Figure shows the same analysis performed by RNA-Seq, using an Illumina Genome Analyzer and a commonly deployed protocol for preparing libraries [44
]. First, the transcriptomes for females and males are fragmented by alkaline hydrolysis, then reverse-transcribed to make double-stranded cDNAs using random hexamer primers. Next, the ends of transcript fragments are prepared to enable oligonucleotide adaptors to be ligated onto the ends. Fragments are then size-selected, amplified by PCR and injected into a flow cell. The flow cell is a glass slide that contains a lawn of oligonucleotides complementary to the adaptors ligated to transcripts and with a series of separate lanes in which sequencing reactions take place.
Figure 2 Data production workflow for RNA-Seq. RNA-Seq requires building libraries of fragmented RNA that are then converted to cDNA by reverse transcription, followed by adaptor ligation and size selection. Sequencing libraries are prepared for clustering on (more ...)
Once the adaptors on the DNA fragments have hybridized to the complementary oligonucleotides in the flow cell, the fragments are amplified by isothermal bridge amplification to generate clusters of DNA clones. (In isothermal bridge amplification, the templates arch over and bind to adjacent oligonucleotides and then DNA polymerase copies the templates.) Double-stranded DNAs are denatured and the process is repeated to generate clusters of DNA clones. Next, the free 3' OH ends of the linearized clusters are blocked to prevent nonspecific sequencing reactions. Finally, the clusters are denatured and a sequencing primer is hybridized to the linearized and blocked clusters.
Sequencing reactions consist of a series of reactions to image individual bases within each cluster. Bases are imaged by using reversible fluorophore terminator nucleotides. The first base in the cluster is identified by adding four labeled reversible terminators, primers, and polymerase. A laser is used to excite the fluorophores and this allows identification of the first base. The next cycle repeats the incorporation of four reversible terminator nucleotides, primers, and polymerase. A laser again excites the terminators and bases are identified. These cycles of adding reagents, followed by laser excitation, and data capture are repeated to produce a read and typical reads range from 25 to over 75 base pairs in size. At the end of a run (3-7 days or more depending on read length) there are 30-40 million (possibly more) high quality sequences.

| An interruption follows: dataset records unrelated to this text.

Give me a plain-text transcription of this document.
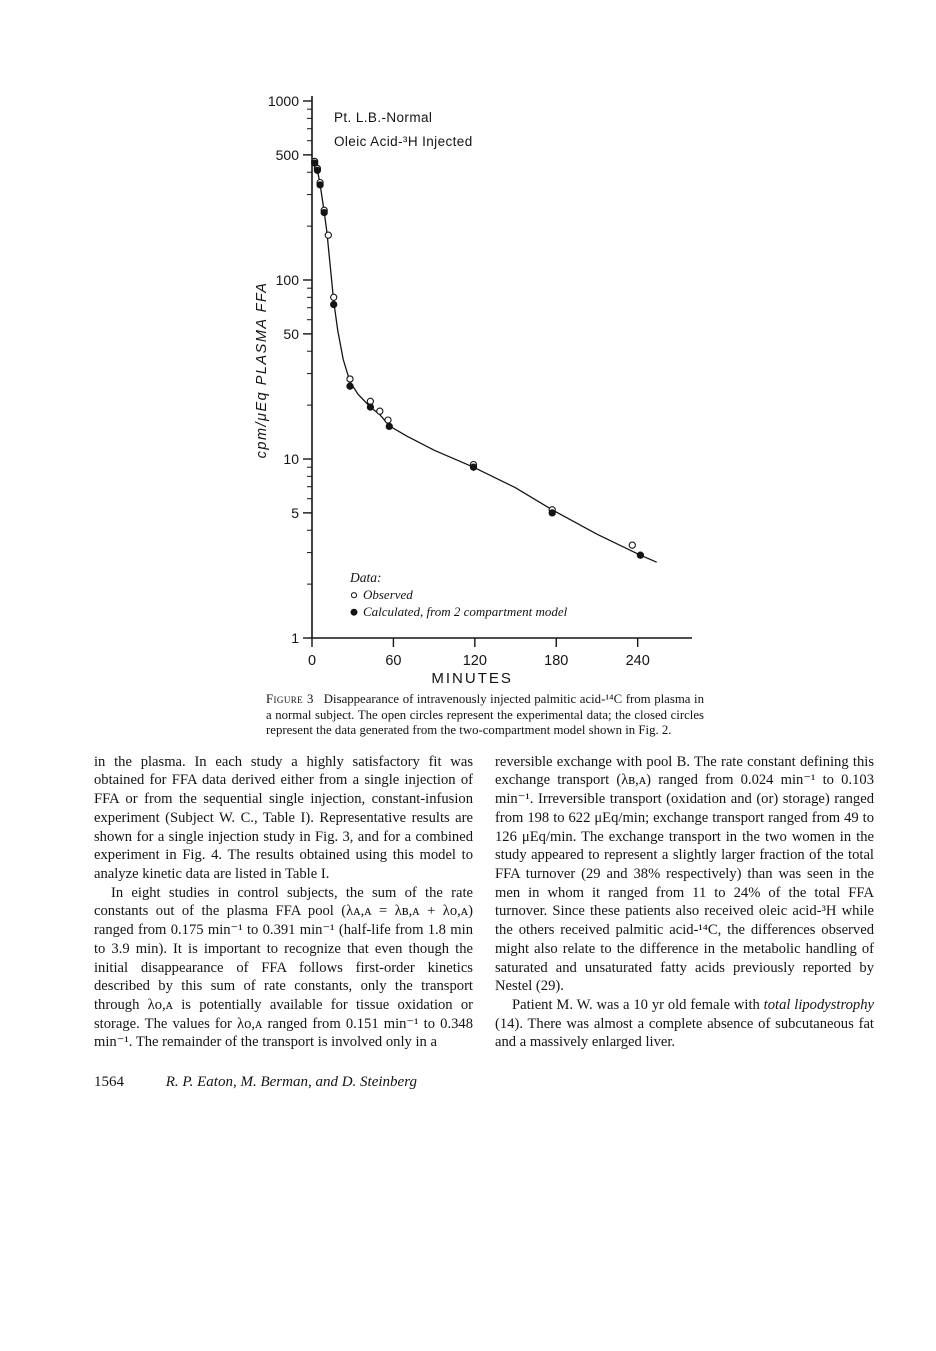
1
5
10
50
100
500
1000
0	60	120	180	240
MINUTES
cpm/μEq PLASMA FFA
Pt. L.B.-Normal
Oleic Acid-³H Injected
Data:
Observed
Calculated, from 2 compartment model
Figure 3 Disappearance of intravenously injected palmitic acid-¹⁴C from plasma in a normal subject. The open circles represent the experimental data; the closed circles represent the data generated from the two-compartment model shown in Fig. 2.

in the plasma. In each study a highly satisfactory fit was obtained for FFA data derived either from a single injection of FFA or from the sequential single injection, constant-infusion experiment (Subject W. C., Table I). Representative results are shown for a single injection study in Fig. 3, and for a combined experiment in Fig. 4. The results obtained using this model to analyze kinetic data are listed in Table I.

In eight studies in control subjects, the sum of the rate constants out of the plasma FFA pool (λᴀ,ᴀ = λʙ,ᴀ + λᴏ,ᴀ) ranged from 0.175 min⁻¹ to 0.391 min⁻¹ (half-life from 1.8 min to 3.9 min). It is important to recognize that even though the initial disappearance of FFA follows first-order kinetics described by this sum of rate constants, only the transport through λᴏ,ᴀ is potentially available for tissue oxidation or storage. The values for λᴏ,ᴀ ranged from 0.151 min⁻¹ to 0.348 min⁻¹. The remainder of the transport is involved only in a

reversible exchange with pool B. The rate constant defining this exchange transport (λʙ,ᴀ) ranged from 0.024 min⁻¹ to 0.103 min⁻¹. Irreversible transport (oxidation and (or) storage) ranged from 198 to 622 μEq/min; exchange transport ranged from 49 to 126 μEq/min. The exchange transport in the two women in the study appeared to represent a slightly larger fraction of the total FFA turnover (29 and 38% respectively) than was seen in the men in whom it ranged from 11 to 24% of the total FFA turnover. Since these patients also received oleic acid-³H while the others received palmitic acid-¹⁴C, the differences observed might also relate to the difference in the metabolic handling of saturated and unsaturated fatty acids previously reported by Nestel (29).

Patient M. W. was a 10 yr old female with total lipodystrophy (14). There was almost a complete absence of subcutaneous fat and a massively enlarged liver.

1564	R. P. Eaton, M. Berman, and D. Steinberg
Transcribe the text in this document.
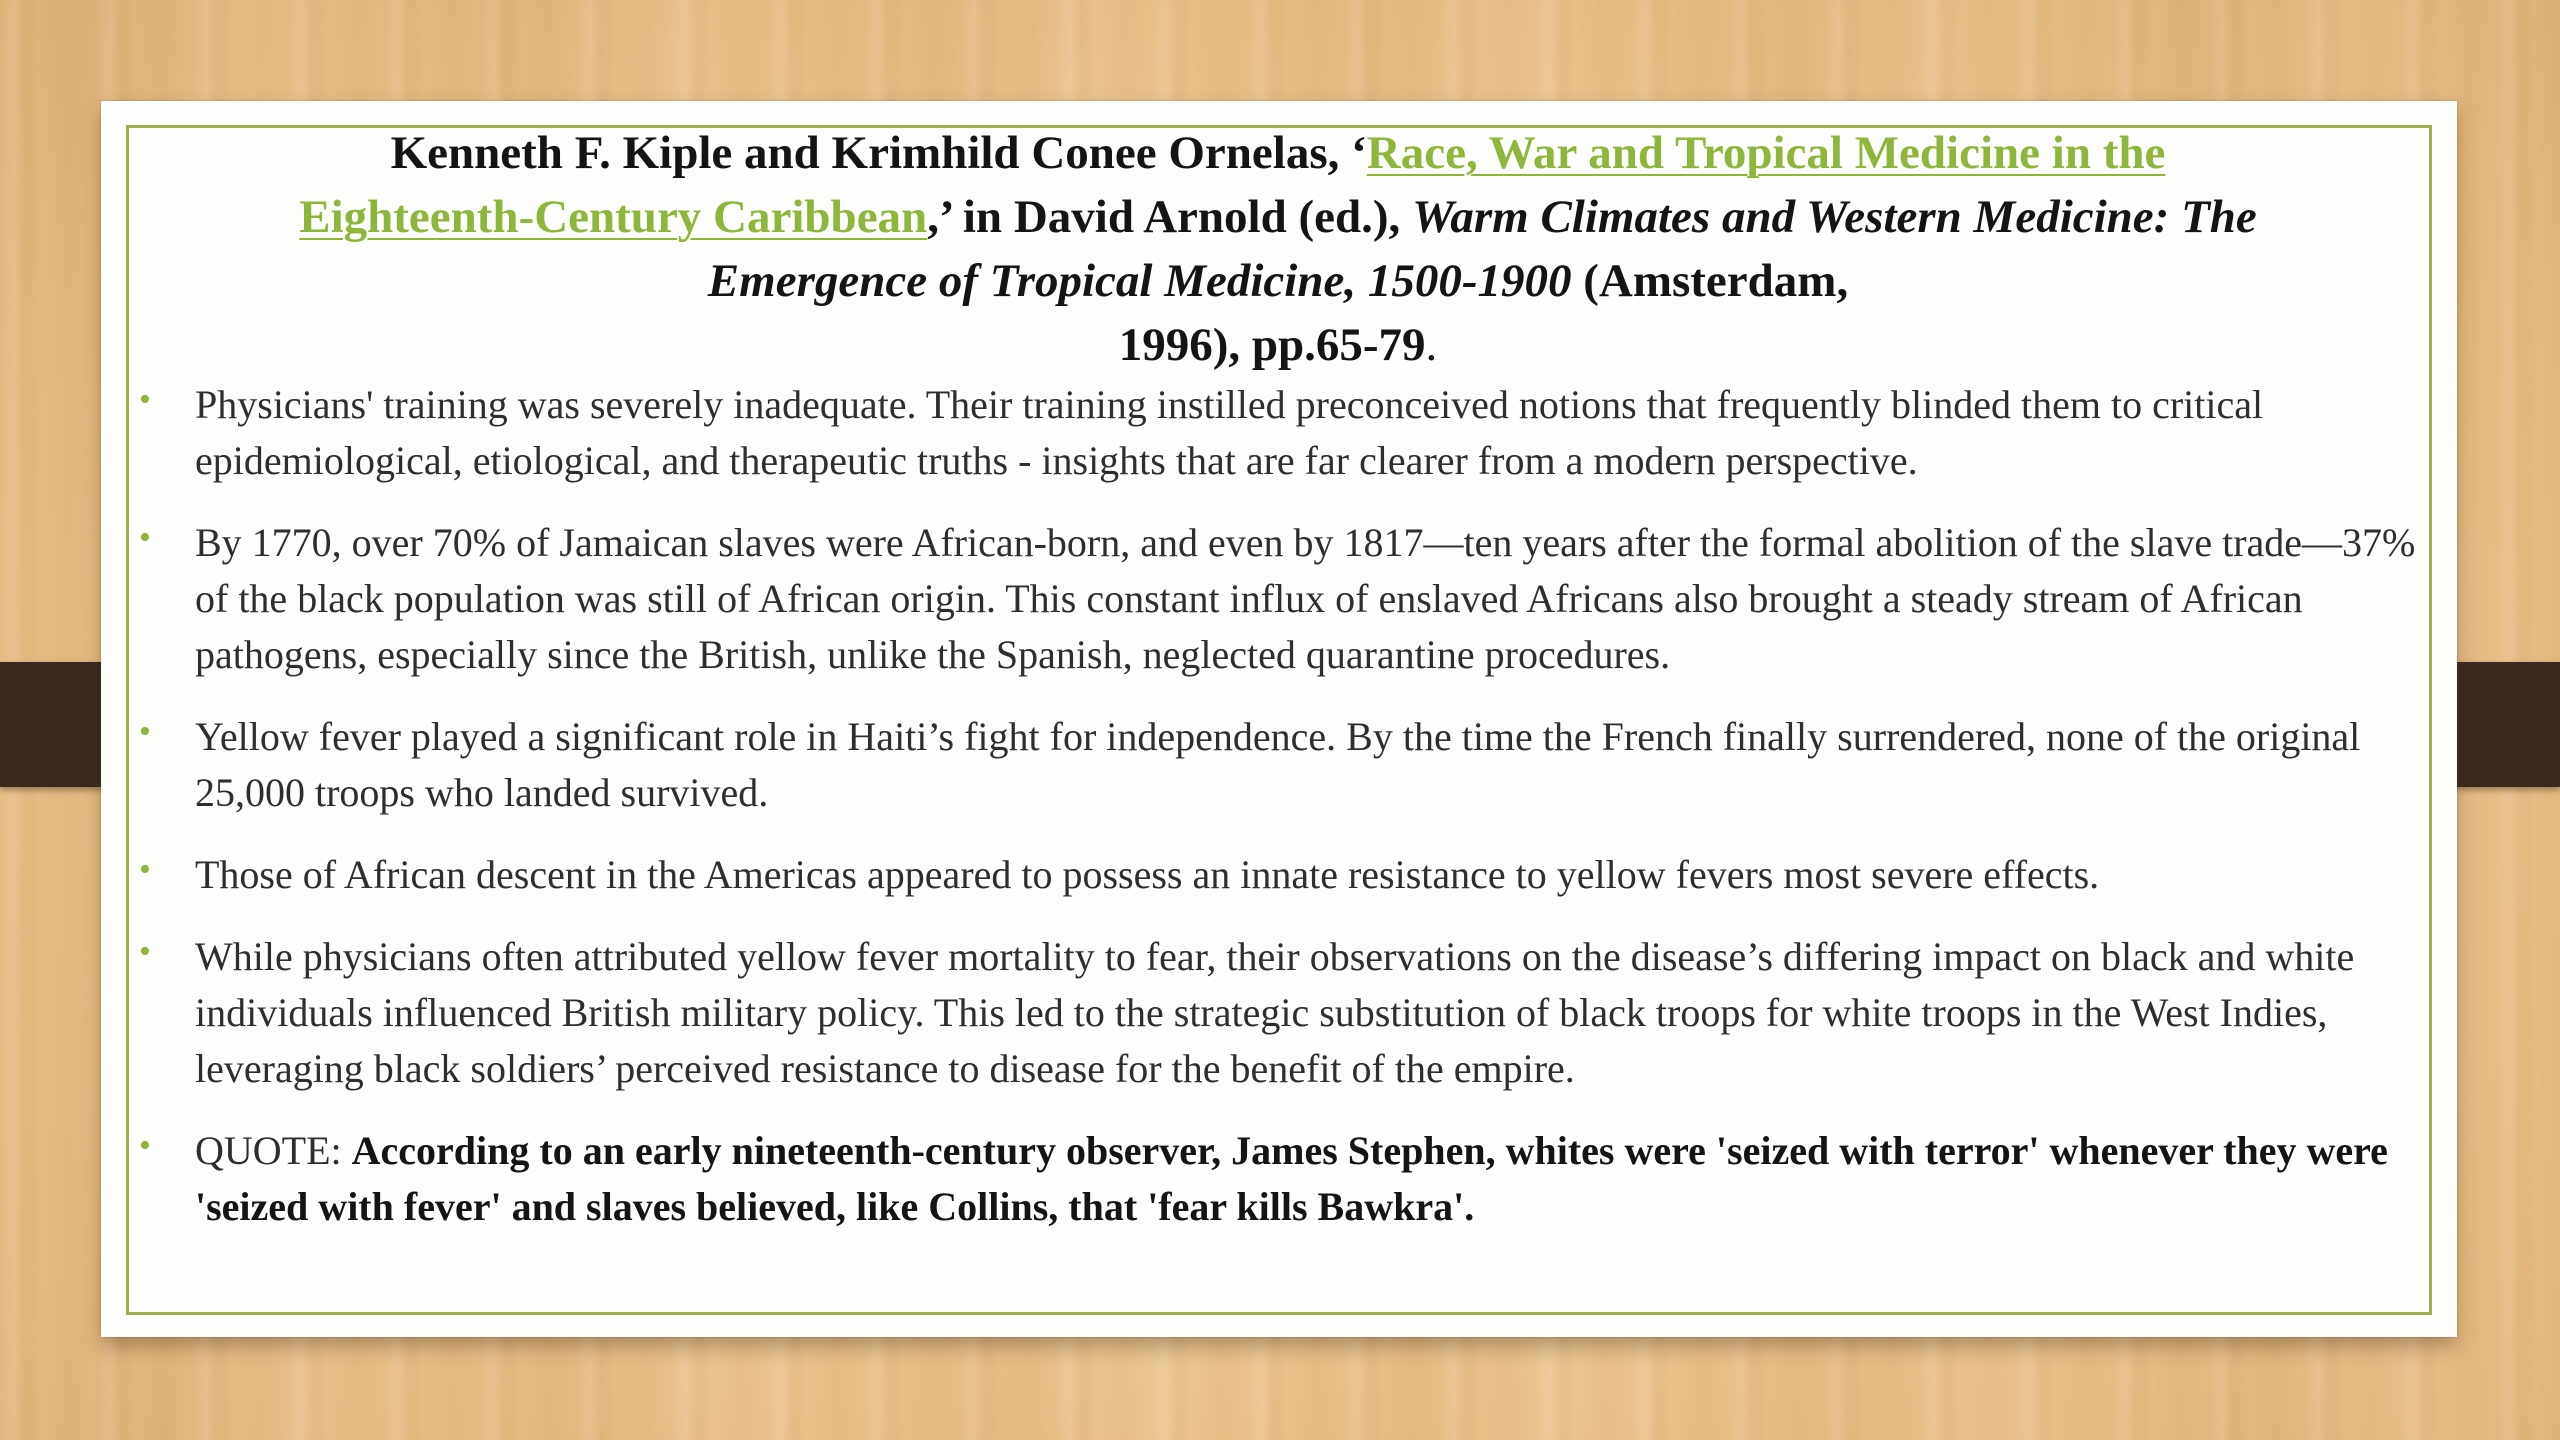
Kenneth F. Kiple and Krimhild Conee Ornelas, ‘Race, War and Tropical Medicine in the Eighteenth-Century Caribbean,’ in David Arnold (ed.), Warm Climates and Western Medicine: The Emergence of Tropical Medicine, 1500-1900 (Amsterdam,
1996), pp.65-79.
• Physicians' training was severely inadequate. Their training instilled preconceived notions that frequently blinded them to critical epidemiological, etiological, and therapeutic truths - insights that are far clearer from a modern perspective.
• By 1770, over 70% of Jamaican slaves were African-born, and even by 1817—ten years after the formal abolition of the slave trade—37% of the black population was still of African origin. This constant influx of enslaved Africans also brought a steady stream of African pathogens, especially since the British, unlike the Spanish, neglected quarantine procedures.
• Yellow fever played a significant role in Haiti’s fight for independence. By the time the French finally surrendered, none of the original 25,000 troops who landed survived.
• Those of African descent in the Americas appeared to possess an innate resistance to yellow fevers most severe effects.
• While physicians often attributed yellow fever mortality to fear, their observations on the disease’s differing impact on black and white individuals influenced British military policy. This led to the strategic substitution of black troops for white troops in the West Indies, leveraging black soldiers’ perceived resistance to disease for the benefit of the empire.
• QUOTE: According to an early nineteenth-century observer, James Stephen, whites were 'seized with terror' whenever they were 'seized with fever' and slaves believed, like Collins, that 'fear kills Bawkra'.
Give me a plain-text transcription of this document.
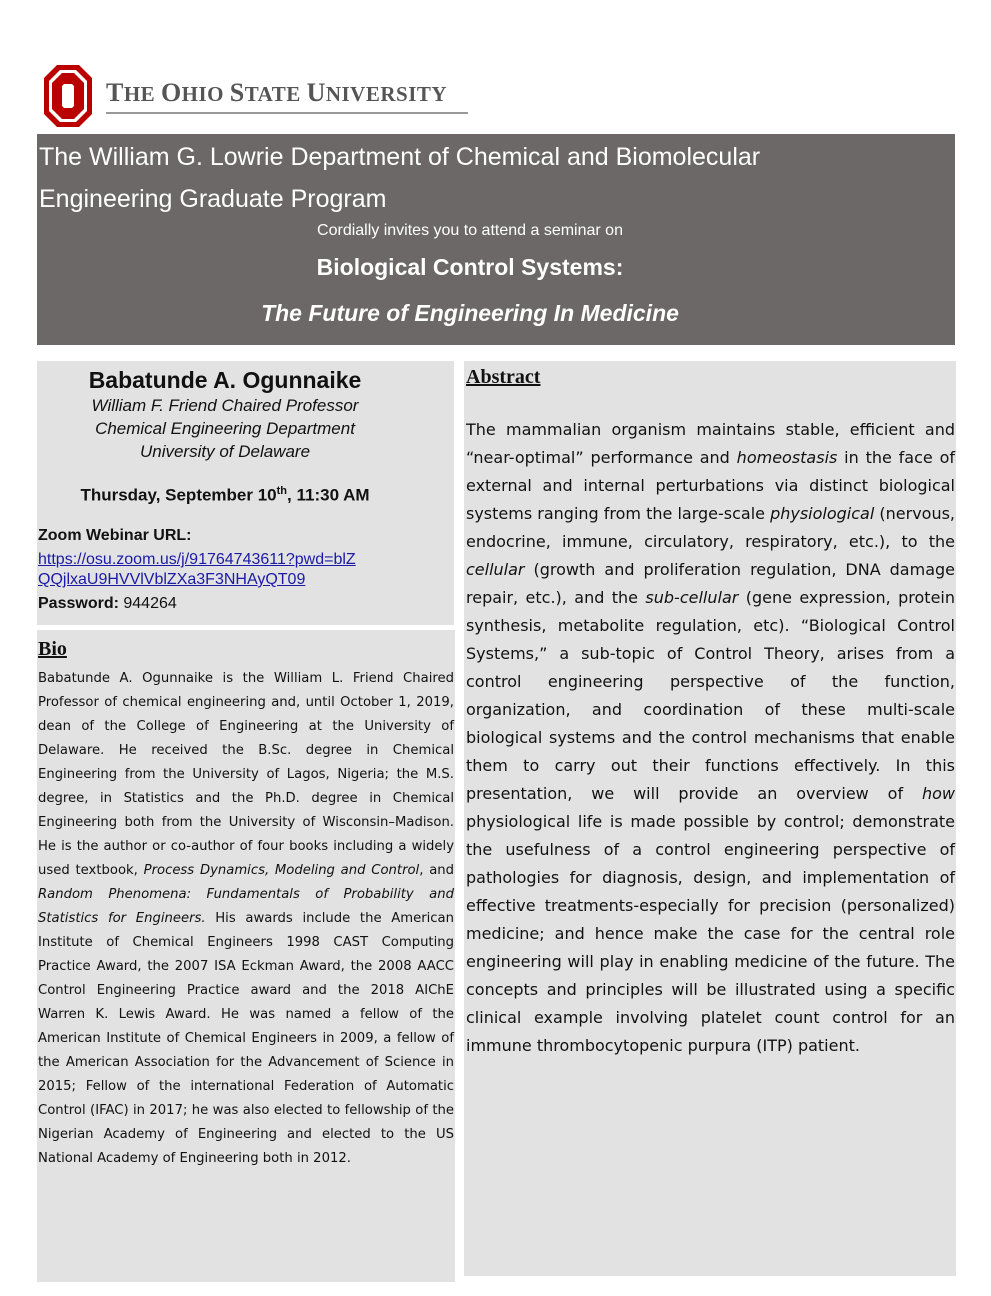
THE OHIO STATE UNIVERSITY
The William G. Lowrie Department of Chemical and Biomolecular
Engineering Graduate Program
Cordially invites you to attend a seminar on
Biological Control Systems:
The Future of Engineering In Medicine
Babatunde A. Ogunnaike
William F. Friend Chaired Professor
Chemical Engineering Department
University of Delaware
Thursday, September 10th, 11:30 AM
Zoom Webinar URL:
https://osu.zoom.us/j/91764743611?pwd=blZ
QQjlxaU9HVVlVblZXa3F3NHAyQT09
Password: 944264
Bio
Babatunde A. Ogunnaike is the William L. Friend Chaired Professor of chemical engineering and, until October 1, 2019, dean of the College of Engineering at the University of Delaware. He received the B.Sc. degree in Chemical Engineering from the University of Lagos, Nigeria; the M.S. degree, in Statistics and the Ph.D. degree in Chemical Engineering both from the University of Wisconsin–Madison. He is the author or co-author of four books including a widely used textbook, Process Dynamics, Modeling and Control, and Random Phenomena: Fundamentals of Probability and Statistics for Engineers. His awards include the American Institute of Chemical Engineers 1998 CAST Computing Practice Award, the 2007 ISA Eckman Award, the 2008 AACC Control Engineering Practice award and the 2018 AIChE Warren K. Lewis Award. He was named a fellow of the American Institute of Chemical Engineers in 2009, a fellow of the American Association for the Advancement of Science in 2015; Fellow of the international Federation of Automatic Control (IFAC) in 2017; he was also elected to fellowship of the Nigerian Academy of Engineering and elected to the US National Academy of Engineering both in 2012.
Abstract
The mammalian organism maintains stable, efficient and “near-optimal” performance and homeostasis in the face of external and internal perturbations via distinct biological systems ranging from the large-scale physiological (nervous, endocrine, immune, circulatory, respiratory, etc.), to the cellular (growth and proliferation regulation, DNA damage repair, etc.), and the sub-cellular (gene expression, protein synthesis, metabolite regulation, etc). “Biological Control Systems,” a sub-topic of Control Theory, arises from a control engineering perspective of the function, organization, and coordination of these multi-scale biological systems and the control mechanisms that enable them to carry out their functions effectively. In this presentation, we will provide an overview of how physiological life is made possible by control; demonstrate the usefulness of a control engineering perspective of pathologies for diagnosis, design, and implementation of effective treatments-especially for precision (personalized) medicine; and hence make the case for the central role engineering will play in enabling medicine of the future. The concepts and principles will be illustrated using a specific clinical example involving platelet count control for an immune thrombocytopenic purpura (ITP) patient.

The RNA-Seq measure of gene expression is density of reads mapping to a particular transcript. For species with sequenced genomes, a common method is to map reads to a reference genome. Illumina provides a mapper called ELAND but many free open source tools are available. The tools that we have used most extensively for RNA-Seq are the Tuxedo Suite Tools (Bowtie [45
], a short read mapper; Tophat [46
], a splice junction identifier, and Cufflinks [33
], a transcript assembler). Two expression metrics are commonly used which provide a value normalized by overall sequencing depth, FPKM (expected fragments per kilobase of transcript per million fragments mapped) and RPKM (reads per kilobase per million mapped reads) [23
], which are conceptually similar. In the example given in Figure , we estimate expression in units of RPKM by quantifying reads that map with genes predicted from genomic sequence. Therefore, higher RPKM in females would be examples of genes with female-biased expression, higher RPKM for males would be genes with male-biased expression, and equivalent RPKM in both sexes would be examples of non-sex-biased genes.